In June of this year, Joyce Davis of Gurnee, IL took her 10-year-old daughter Julia, a peanut allergy sufferer and Cubs fan, to her first-ever game at Wrigley. Even with extreme precautions taken, Julia's allergy eventually forced her to leave the game after only 30 minutes. Davis sent a letter to the Cubs' organization. She then started a Facebook page requesting a peanut-free zone at the ballpark. The Facebook campaign gathered a small but passionate following, and eventually the Cubs responded by designating the peanut-free zone in the ballpark. The move has been enthusiastically supported by others affected by peanut allergies.
And the movement is gathering steam. In fact, the New York Times estimates that nearly one-third of all MLB teams will offer some type of peanut-free seating this season.

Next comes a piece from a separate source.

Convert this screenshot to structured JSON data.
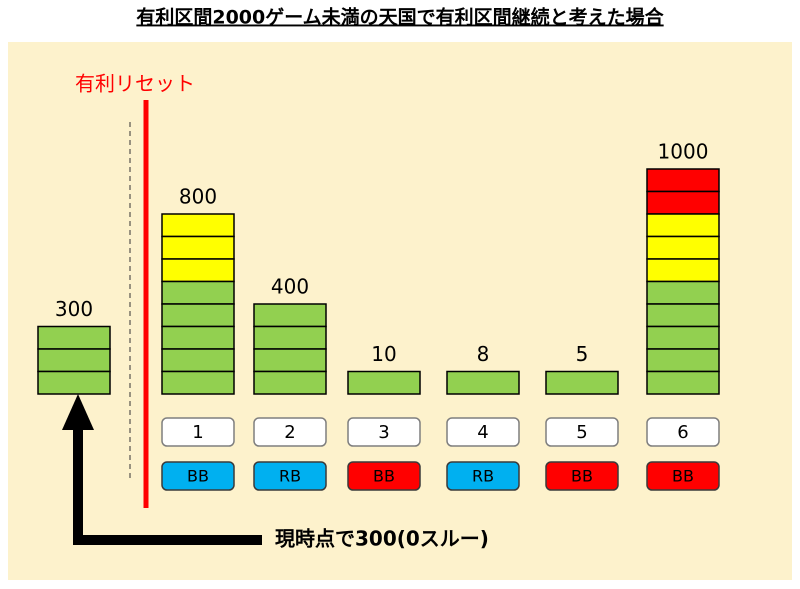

The ways that customers interact with brands has completely changed with the growth of social networking. Requests for special consideration or complaints about unfair treatment are no longer a one-on-one interaction between the customer and a customer service department. These interactions are occurring in cyberspace with greater frequency. No longer satisfied to hash out their issues in private, many consumers air their grievances via wall postings on branded Facebook pages, giving users across the Facebook community the opportunity to weigh in. Adoption of these communication tools is creating new challenges for advertisers, and many companies are still struggling to figure out how to use them to their fullest advantage. Social listening is still in its infancy in many ways, but some web-savvy companies are already using unconventional channels to address customers’ specific demands. And now Julia can go see her Cubs.